Journey to Mustang
The Mustang is a small kingdom geographically located in Tibet, but legally being Nepal autonomy. Until recently, the country of Lo (how it is called by local residents) was poorly studied and rarely visited by tourists. Which is not surprising, since a special permission is required to attend this area: there are just few hundred pieces issued per year…moreover, until 1992 the country was completely “closed” for foreigners (in 2007 we were the first Kazakhs to cross the Mustang border). The region's difficult access is another reason that prevents penetration: the way to that part of the Tibetan highlands where the Lo Land is secluded, surrounded by the mountains, passes through the deepest in the gorge in the world. The only entrance to the Mustang from Nepal is a canyon of Kali-Gandaki River, which "saws" the Himalayan Range between two eight-thousand massifs of Annapurna and Dhaulagiri.

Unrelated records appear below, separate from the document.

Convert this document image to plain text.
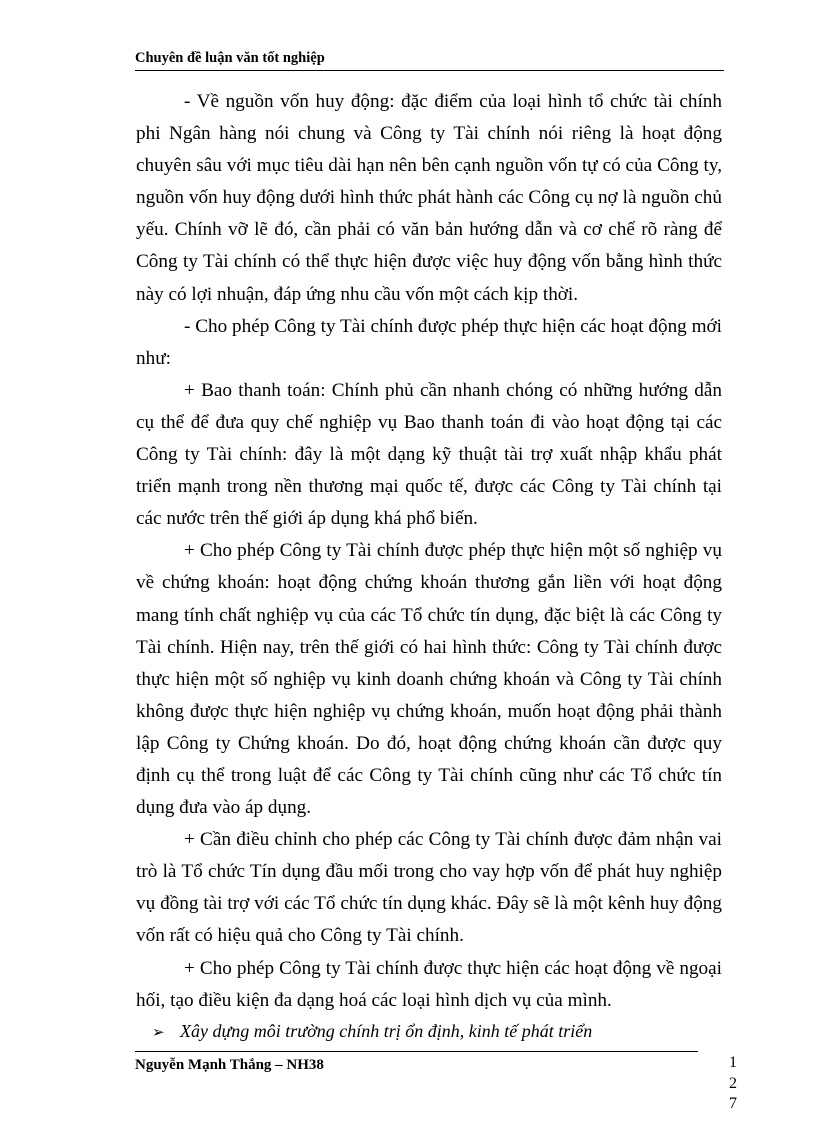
Chuyên đề luận văn tốt nghiệp

- Về nguồn vốn huy động: đặc điểm của loại hình tổ chức tài chính phi Ngân hàng nói chung và Công ty Tài chính nói riêng là hoạt động chuyên sâu với mục tiêu dài hạn nên bên cạnh nguồn vốn tự có của Công ty, nguồn vốn huy động dưới hình thức phát hành các Công cụ nợ là nguồn chủ yếu. Chính vỡ lẽ đó, cần phải có văn bản hướng dẫn và cơ chế rõ ràng để Công ty Tài chính có thể thực hiện được việc huy động vốn bằng hình thức này có lợi nhuận, đáp ứng nhu cầu vốn một cách kịp thời.

- Cho phép Công ty Tài chính được phép thực hiện các hoạt động mới như:

+ Bao thanh toán: Chính phủ cần nhanh chóng có những hướng dẫn cụ thể để đưa quy chế nghiệp vụ Bao thanh toán đi vào hoạt động tại các Công ty Tài chính: đây là một dạng kỹ thuật tài trợ xuất nhập khẩu phát triển mạnh trong nền thương mại quốc tế, được các Công ty Tài chính tại các nước trên thế giới áp dụng khá phổ biến.

+ Cho phép Công ty Tài chính được phép thực hiện một số nghiệp vụ về chứng khoán: hoạt động chứng khoán thương gắn liền với hoạt động mang tính chất nghiệp vụ của các Tổ chức tín dụng, đặc biệt là các Công ty Tài chính. Hiện nay, trên thế giới có hai hình thức: Công ty Tài chính được thực hiện một số nghiệp vụ kinh doanh chứng khoán và Công ty Tài chính không được thực hiện nghiệp vụ chứng khoán, muốn hoạt động phải thành lập Công ty Chứng khoán. Do đó, hoạt động chứng khoán cần được quy định cụ thể trong luật để các Công ty Tài chính cũng như các Tổ chức tín dụng đưa vào áp dụng.

+ Cần điều chỉnh cho phép các Công ty Tài chính được đảm nhận vai trò là Tổ chức Tín dụng đầu mối trong cho vay hợp vốn để phát huy nghiệp vụ đồng tài trợ với các Tổ chức tín dụng khác. Đây sẽ là một kênh huy động vốn rất có hiệu quả cho Công ty Tài chính.

+ Cho phép Công ty Tài chính được thực hiện các hoạt động về ngoại hối, tạo điều kiện đa dạng hoá các loại hình dịch vụ của mình.

➢ Xây dựng môi trường chính trị ổn định, kinh tế phát triển
Nguyễn Mạnh Thắng – NH38	1
2
7
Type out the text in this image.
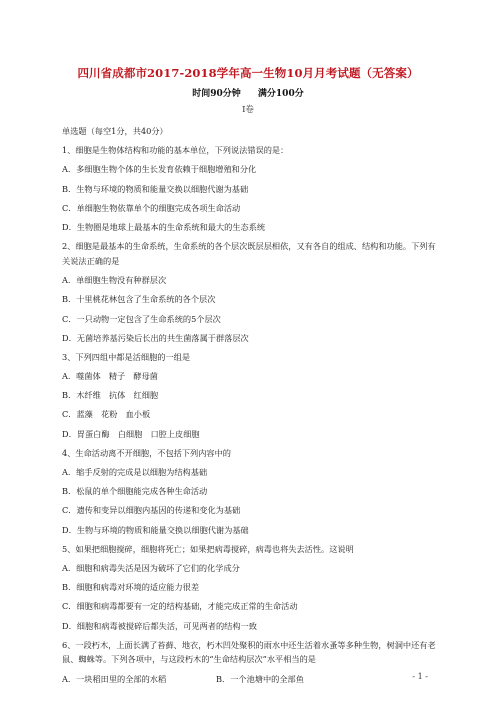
四川省成都市2017-2018学年高一生物10月月考试题（无答案）
时间90分钟 满分100分
I卷
单选题（每空1分，共40分）
1、细胞是生物体结构和功能的基本单位，下列说法错误的是：
A．多细胞生物个体的生长发育依赖于细胞增殖和分化
B．生物与环境的物质和能量交换以细胞代谢为基础
C．单细胞生物依靠单个的细胞完成各项生命活动
D．生物圈是地球上最基本的生命系统和最大的生态系统
2、细胞是最基本的生命系统，生命系统的各个层次既层层相依，又有各自的组成、结构和功能。下列有关说法正确的是
A．单细胞生物没有种群层次
B．十里桃花林包含了生命系统的各个层次
C．一只动物一定包含了生命系统的5个层次
D．无菌培养基污染后长出的共生菌落属于群落层次
3、下列四组中都是活细胞的一组是
A．噬菌体　精子　酵母菌
B．木纤维　抗体　红细胞
C．蓝藻　花粉　血小板
D．胃蛋白酶　白细胞　口腔上皮细胞
4、生命活动离不开细胞，不包括下列内容中的
A．缩手反射的完成是以细胞为结构基础
B．松鼠的单个细胞能完成各种生命活动
C．遗传和变异以细胞内基因的传递和变化为基础
D．生物与环境的物质和能量交换以细胞代谢为基础
5、如果把细胞搅碎，细胞将死亡；如果把病毒搅碎，病毒也将失去活性。这说明
A．细胞和病毒失活是因为破坏了它们的化学成分
B．细胞和病毒对环境的适应能力很差
C．细胞和病毒都要有一定的结构基础，才能完成正常的生命活动
D．细胞和病毒被搅碎后都失活，可见两者的结构一致
6、一段朽木，上面长满了苔藓、地衣，朽木凹处聚积的雨水中还生活着水蚤等多种生物，树洞中还有老鼠、蜘蛛等。下列各项中，与这段朽木的“生命结构层次”水平相当的是
A．一块稻田里的全部的水稻	B．一个池塘中的全部鱼	- 1 -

Our trip to the capital of Mustang - Lo Mantang - started in Jomsom in May 2007, and, in the absence of roads and infrastructure, took 17 days. Having arrived at the border’s closest airfield, we met our guides and a caravan of yaks/horses, which had been ordered beforehand. Knowing that we will travel in a full autonomy beyond the border post, we stocked provisions, water and a huge set of expeditionary utensils. Until today, the way of life in the Mustang remains traditional so very reminiscent of the Middle Ages: the rare villages on the way to Lo Mantang produce and consume all the food themselves (within small communities), and, in case of necessity, change their surplus to other products or services. Thereby, for all the time of our trip, we did not even manage to use the money - it seems that Mustang residents do perfectly without it in daily life. But the candy of the Almaty factory "Rakhat" was very useful in terms of establishing contacts with the younger population of the Lo country :)
The first few days you need to hike up along the Kali-Gandaki stream, and then the main (and only) path leads to a hilly plateau, located at an altitude of 4000m above sea level. A fury wind is a constant companion of the Mustang traveller. At the bottom of the gorge, it is literally able to roll stones: for safety reasons, sheep and goats are grazed tied down with yaks here. But the real discovery of the first days of journey for us was dwelling caves. High vertical walls of the canyon keep traces of someone's hard work: the view of deep, multi-room and multi-storey caves, carved inside a soft rock, causes a "civilizational shock". Who and why might need a cave in the very centre of the rock, at a height of a kilometre above the ground? How do they get there and why? Of course, later on the way we met quite habitable and accessible caves-cowsheds, caves-monasteries and even houses, attached to caves. But the mystery of the "high-rise" grottoes has not been revealed (according to one version, these are caves for lifelong meditation, which consider “one-way entry”).
Over the following days, we passed a number of villages surrounded by tiny barley terraces, and reached the town of Tsarang. It looked an oasis among the desolate highlands (the Tibetan drought of the past centuries, Mustang has not been spared: there are almost no trees, although 150 years ago they built wooden houses). Tsarang is a residence of the king’s brother - his five-storey palace rises in the midst of green fields. Here we were fortunate enough to taste the traditional Tibetan life, with its “ordinary miracles”. We visited an incredibly ancient monastery, where a monk (concurrently the headmaster of the school and a teacher) was pleased to show us the repository of old books taken from Tibet 700 years ago (kingdom foundation period) - piles of black and gold manuscripts wrapped in faded matter. A crowd of schoolchildren dressed in kashaya (red robes of monks) took us to the royal palace, where a custodian demonstrated the scarecrow of the last dragon, killed here by the king just some 500 years ago.
Being in such a "mystical" mood, we went further to the main point - Lo Mantang, where the annual exorcism festival was supposed to start. Having arrived at a capital in a couple of days, with all our stuff, we settled down and took a strategic position on the roof of the inn near the main square. So, next three days resulted in series of hundreds of thousands pictures of ritual actions on the square: it looked a real theatre with hours–long scenes of struggles between the good and evil, demons and spirits, gods and people. It was supported by trance dancing, accompanied by the sacred sounds of Tibetan horns and brass seashells. Monks, lamas, bright costumes and masks - many of them were trimmed with human skulls. It was a real mysterious extravaganza, the carnival of the Bon religion (a mixture of Tantrism, Shamanism and Buddhism).
Getting back to Jomsom after the festival, we’ve heard a construction noise somewhere afar: China decided to build another road to Nepal from the north. Most possibly, huge trucks are traveling these days by a new track through the Lo Land. The question is: will we be able to solve the mysteries of those dragons and caves before the kingdom of Mustang is erased from the earth map under the pressure of globalization?